Integrations

OpenAI Integration

Integrate Fold with the OpenAI SDK for automatic context optimization. Works with GPT-4o, GPT-4 Turbo, and all OpenAI models.

Installation

pnpm add @fold/sdk

Quick Start

The fastest way to add context optimization to your OpenAI calls:

import OpenAI from 'openai'
import { foldMessages } from '@fold/sdk/openai'

const openai = new OpenAI()
const optimize = foldMessages({ budget: 100_000 })

const response = await openai.chat.completions.create({
  model: 'gpt-4o',
  messages: optimize(messages),  // Automatically optimized!
})

console.log(optimize.saved())
// { tokens: 12000, percent: 62, cost: 0.12 }

Client Wrapper

For automatic optimization without changing your code, wrap the OpenAI client:

import OpenAI from 'openai'
import { wrapOpenAI } from '@fold/sdk/openai'

// Wrap once at initialization
const openai = wrapOpenAI(new OpenAI(), { budget: 100_000 })
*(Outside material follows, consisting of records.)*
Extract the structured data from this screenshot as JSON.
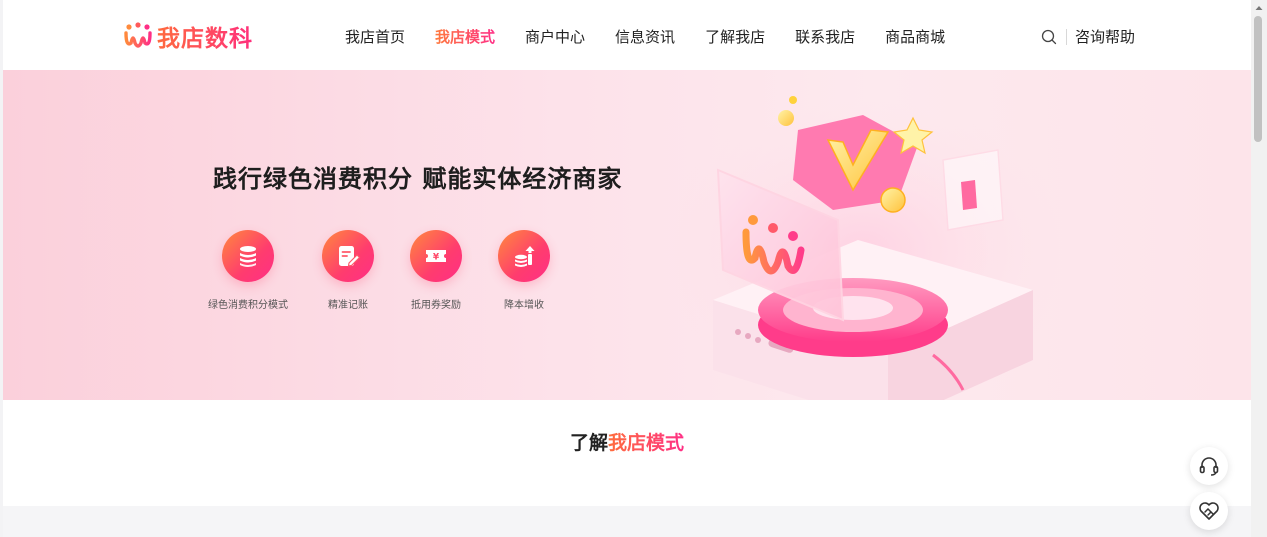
{
  "header": {
    "logo_text": "我店数科",
    "nav": [
      {
        "label": "我店首页",
        "active": false
      },
      {
        "label": "我店模式",
        "active": true
      },
      {
        "label": "商户中心",
        "active": false
      },
      {
        "label": "信息资讯",
        "active": false
      },
      {
        "label": "了解我店",
        "active": false
      },
      {
        "label": "联系我店",
        "active": false
      },
      {
        "label": "商品商城",
        "active": false
      }
    ],
    "help_label": "咨询帮助",
    "search_icon": "search-icon"
  },
  "banner": {
    "title": "践行绿色消费积分 赋能实体经济商家",
    "features": [
      {
        "label": "绿色消费积分模式",
        "icon": "coin-stack-icon"
      },
      {
        "label": "精准记账",
        "icon": "edit-document-icon"
      },
      {
        "label": "抵用券奖励",
        "icon": "coupon-icon"
      },
      {
        "label": "降本增收",
        "icon": "growth-coins-icon"
      }
    ]
  },
  "section": {
    "title_plain": "了解",
    "title_accent": "我店模式"
  },
  "floating": {
    "service_icon": "headset-icon",
    "cooperate_icon": "handshake-icon"
  },
  "colors": {
    "brand_start": "#ff7a3c",
    "brand_end": "#ff2f86",
    "banner_bg": "#fde2ea"
  }
}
// Use exactly like normal - optimization happens automatically
const response = await openai.chat.completions.create({
  model: 'gpt-4o',
  messages: longConversation,
})

// Access savings via the fold property
console.log(openai.fold.saved())
// { tokens: 45000, percent: 68, cost: 0.45 }

Agent Loop Pattern

For ReAct-style agents with tool calling, use the full fold() API:

import OpenAI from 'openai'
import { fold } from '@fold/sdk'

const openai = new OpenAI()
const ctx = fold("coding")  // 100K budget, 15 turn window

ctx.system("You are a coding assistant with access to tools.")

const tools = [
  {
    type: "function",
    function: {
      name: "read_file",
      description: "Read a file from the filesystem",
      parameters: {
        type: "object",
        properties: {
          path: { type: "string", description: "File path" }
        },
        required: ["path"]
      }
    }
  },
  // ... more tools
]

// Agent loop
while (true) {
  const response = await openai.chat.completions.create({
    model: 'gpt-4o',
    messages: ctx.messages(),  // Optimized!
    tools,
  })

  const message = response.choices[0].message

  // Handle tool calls
  if (message.tool_calls?.length) {
    for (const call of message.tool_calls) {
      // Track the action
      ctx.act(JSON.parse(call.function.arguments), call.function.name)

      // Execute the tool
      const result = await executeTool(call.function.name, call.function.arguments)

      // Track the result
      ctx.observe(result, call.function.name)
    }
  } else {
    // Track reasoning
    ctx.think(message.content)
  }

  // Check for stop signals (loops, failures, goal achieved)
  if (ctx.stop()) {
    console.log("Stopping:", ctx.reason())
    break
  }
}

// Final savings report
console.log(ctx.saved())
// { tokens: 45000, percent: 68, cost: 0.45 }

Streaming Support

Both optimization methods work with streaming responses:

import OpenAI from 'openai'
import { foldMessages } from '@fold/sdk/openai'

const openai = new OpenAI()
const optimize = foldMessages({ budget: 100_000 })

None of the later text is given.